Smaller states trail far behind. Tripura’s 2023 election had 70 violence events; Manipur’s in 2022 had 56.

Bengal’s bloodiest election
The 2021 polls were held in eight phases between March 27 and April 29 with an average turnout of 82 per cent, according to Election Commission data. Violence escalated during the polling period.
April was the worst month: 123 violent events and 19 deaths. In May, when results were announced on May 2, 88 events and 31 deaths were recorded. Much of the violence in May was retaliatory, directed at opposition supporters following the Trinamool Congress’s landslide victory.

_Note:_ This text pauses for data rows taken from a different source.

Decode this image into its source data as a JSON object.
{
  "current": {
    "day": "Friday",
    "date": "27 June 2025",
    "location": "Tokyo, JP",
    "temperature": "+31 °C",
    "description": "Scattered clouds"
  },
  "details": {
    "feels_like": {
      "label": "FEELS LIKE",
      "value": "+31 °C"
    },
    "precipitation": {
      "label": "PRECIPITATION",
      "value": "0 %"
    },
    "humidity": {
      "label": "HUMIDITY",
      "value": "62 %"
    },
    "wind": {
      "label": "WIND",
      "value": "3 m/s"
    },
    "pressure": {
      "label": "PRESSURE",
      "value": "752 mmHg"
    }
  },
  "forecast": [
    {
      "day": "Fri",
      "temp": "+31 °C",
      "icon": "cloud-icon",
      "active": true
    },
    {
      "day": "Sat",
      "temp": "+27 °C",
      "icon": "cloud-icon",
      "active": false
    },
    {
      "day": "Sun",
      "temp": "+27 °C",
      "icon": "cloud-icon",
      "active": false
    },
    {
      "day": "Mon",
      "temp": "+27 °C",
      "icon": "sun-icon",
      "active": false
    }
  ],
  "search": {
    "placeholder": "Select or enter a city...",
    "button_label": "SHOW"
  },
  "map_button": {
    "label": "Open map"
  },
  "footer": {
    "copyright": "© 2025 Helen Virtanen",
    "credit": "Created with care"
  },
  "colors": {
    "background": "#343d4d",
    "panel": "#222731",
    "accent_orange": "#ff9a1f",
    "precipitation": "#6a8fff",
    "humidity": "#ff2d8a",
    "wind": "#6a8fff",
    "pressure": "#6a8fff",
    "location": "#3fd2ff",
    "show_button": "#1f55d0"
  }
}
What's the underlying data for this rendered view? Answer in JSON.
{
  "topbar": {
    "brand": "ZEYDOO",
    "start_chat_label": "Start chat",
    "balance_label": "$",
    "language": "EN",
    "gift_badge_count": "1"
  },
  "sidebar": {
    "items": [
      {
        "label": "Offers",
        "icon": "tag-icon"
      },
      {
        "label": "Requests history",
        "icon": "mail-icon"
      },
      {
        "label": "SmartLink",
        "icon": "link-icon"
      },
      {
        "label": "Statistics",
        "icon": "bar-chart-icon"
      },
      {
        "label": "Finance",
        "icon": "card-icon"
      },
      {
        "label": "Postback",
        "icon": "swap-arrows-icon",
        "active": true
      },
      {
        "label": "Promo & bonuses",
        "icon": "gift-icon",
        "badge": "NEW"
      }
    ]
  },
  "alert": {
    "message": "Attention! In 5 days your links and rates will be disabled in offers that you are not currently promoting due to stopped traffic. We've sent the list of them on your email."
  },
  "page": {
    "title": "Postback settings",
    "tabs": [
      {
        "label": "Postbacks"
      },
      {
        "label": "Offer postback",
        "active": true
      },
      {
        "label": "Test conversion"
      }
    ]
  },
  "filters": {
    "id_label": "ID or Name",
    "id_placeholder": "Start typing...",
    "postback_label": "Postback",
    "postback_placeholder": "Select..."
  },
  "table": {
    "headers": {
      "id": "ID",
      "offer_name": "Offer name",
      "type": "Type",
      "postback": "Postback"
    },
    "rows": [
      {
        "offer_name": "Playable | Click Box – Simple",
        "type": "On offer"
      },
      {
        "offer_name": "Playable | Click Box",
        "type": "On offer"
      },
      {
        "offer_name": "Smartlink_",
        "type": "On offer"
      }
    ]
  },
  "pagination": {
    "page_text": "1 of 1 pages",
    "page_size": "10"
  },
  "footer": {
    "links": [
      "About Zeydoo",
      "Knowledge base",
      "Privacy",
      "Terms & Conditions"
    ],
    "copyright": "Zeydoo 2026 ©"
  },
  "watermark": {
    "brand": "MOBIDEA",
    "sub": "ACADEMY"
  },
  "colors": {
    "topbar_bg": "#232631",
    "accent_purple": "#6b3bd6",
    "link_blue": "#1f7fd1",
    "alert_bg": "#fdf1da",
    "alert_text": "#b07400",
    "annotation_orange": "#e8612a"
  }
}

Riots accounted for 260 of the 300 violent events. Attacks on civilians made up 36, and four armed clashes were recorded.
Who are the actors?
ACLED names the primary actor in each event. Across all Bengal election cycles since 2020, the Trinamool Congress was identified as the primary actor in 77 violence events, more than any other named party. The Bharatiya Janata Party was named in 25. Including non-violent incidents such as property destruction, the TMC figure rises to 109 and the BJP to 31.
The bulk of violence events, 682, were attributed to unnamed rioters, a standard ACLED coding for mob violence where no specific organisation is identified.
A pattern for 2026?
The current election cycle has already recorded 40 violent events in Bengal through March 27, according to ACLED data, though no fatalities so far. In the same period before the 2021 election, Bengal had recorded 59 violent events and five deaths.
The 2026 polls will be held in two phases, April 23 (152 seats) and April 29 (142 seats), with counting on May 4. The 2021 election was spread across eight phases, giving more time for violence to build. But even adjusting for that, the early trajectory is lower.
Whether that holds will depend on what happens over the next four weeks.
Note: “Violence events” include riots, violence against civilians, battles and explosions/remote violence, as classified by ACLED. Strategic developments (looting, property destruction) and protests are excluded from the violence count. Events are mapped to state election cycles by calendar year.